A la sortie du cours, les jeunes troupes de l’Action française (AF) sont présentes. Elles n’ont pas eu besoin d’écouter les topos car elles ont déjà fort à faire dans leur cercle d’exégèse de Maurras. Ces jeunes militants viennent vendre la presse royaliste. Ils espèrent profiter de la dynamique autour de ce « troisième homme » dont « la France a besoin » comme ils ont bénéficié de La Manif pour tous. Voici une bonne occasion d’assurer une apparition remarquée lors du défilé pour la Fête nationale de Jeanne d’Arc et du patriotisme, début mai, peu de temps après les élections.
De l’autre côté de la rue, Yvan Benedetti et les restes antisémites de l’Oeuvre française, s’étranglent de voir des nationalistes se ranger derrière Zemmour. Ils pestent avec le directeur de publication de Rivarol, quelques dissidents maurrassiens, un ou deux soraliens et un poignée de catho intégristes. Benedetti songe déjà à son prochain hommage à Sainte Jeanne. Avec ses maigres troupes, il va encore se faire ridiculiser par l’AF au pied de la statue. Depuis la Suisse, Alain Soral est résigné : « aujourd’hui, de fait, le camp national est incarné par Zemmour, on peut pas y couper, mais moi ce qui m’intéresse, c’est avoir un coup d’avance » (Soral répond du 7 octobre 2021). Il observe donc avec attention les ventes de l’Autre Zemmour de Youssef Hindi qu’il a préfacé en le publiant, et envisage un cycle de conférences-video, téléchargeable contre 150€, pour comprendre le « national-sionisme » et le « grand remplacement de l’extrême-droite ».

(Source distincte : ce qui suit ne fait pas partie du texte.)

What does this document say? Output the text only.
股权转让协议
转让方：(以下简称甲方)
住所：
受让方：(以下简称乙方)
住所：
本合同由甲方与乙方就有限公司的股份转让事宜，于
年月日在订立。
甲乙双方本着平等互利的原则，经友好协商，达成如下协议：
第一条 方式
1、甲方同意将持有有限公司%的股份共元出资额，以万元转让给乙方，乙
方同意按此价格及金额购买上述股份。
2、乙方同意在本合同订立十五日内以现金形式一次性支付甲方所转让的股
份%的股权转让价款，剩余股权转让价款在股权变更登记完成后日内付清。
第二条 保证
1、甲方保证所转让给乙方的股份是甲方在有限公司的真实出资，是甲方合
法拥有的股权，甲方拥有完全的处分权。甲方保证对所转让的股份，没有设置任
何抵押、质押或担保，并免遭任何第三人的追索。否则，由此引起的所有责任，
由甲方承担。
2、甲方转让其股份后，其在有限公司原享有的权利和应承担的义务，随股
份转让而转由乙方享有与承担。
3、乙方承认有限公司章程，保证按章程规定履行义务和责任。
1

En attendant que ce camp ne passe par la « déception Zemmour, la déception ultime, pour aller vers le vrai renouveau nationaliste que je [Alain Soral] pense incarner bien plus sérieusement », la dynamique autour de Zemmour préfigure une recomposition de l’extrême-droite. Il pourrait en émerger un « bloc nationaliste », plus ou moins homogène. Sa vigueur conforterait y compris la nébuleuse des groupes informels de jeunes fachos violents. L’équipe de Zemmour pourrait donc, certes, occuper une salle de cours de l’Institut de Formation Politique. Mais comme Jean-Marie Le Pen l’avait dit en son temps, au sujet de l’entrisme du PFN au sein du Centre national des indépendant (CNIP) : on est plutôt en présence d’une « baignoire à fachos pour les mal lavés de l’extrême droite ».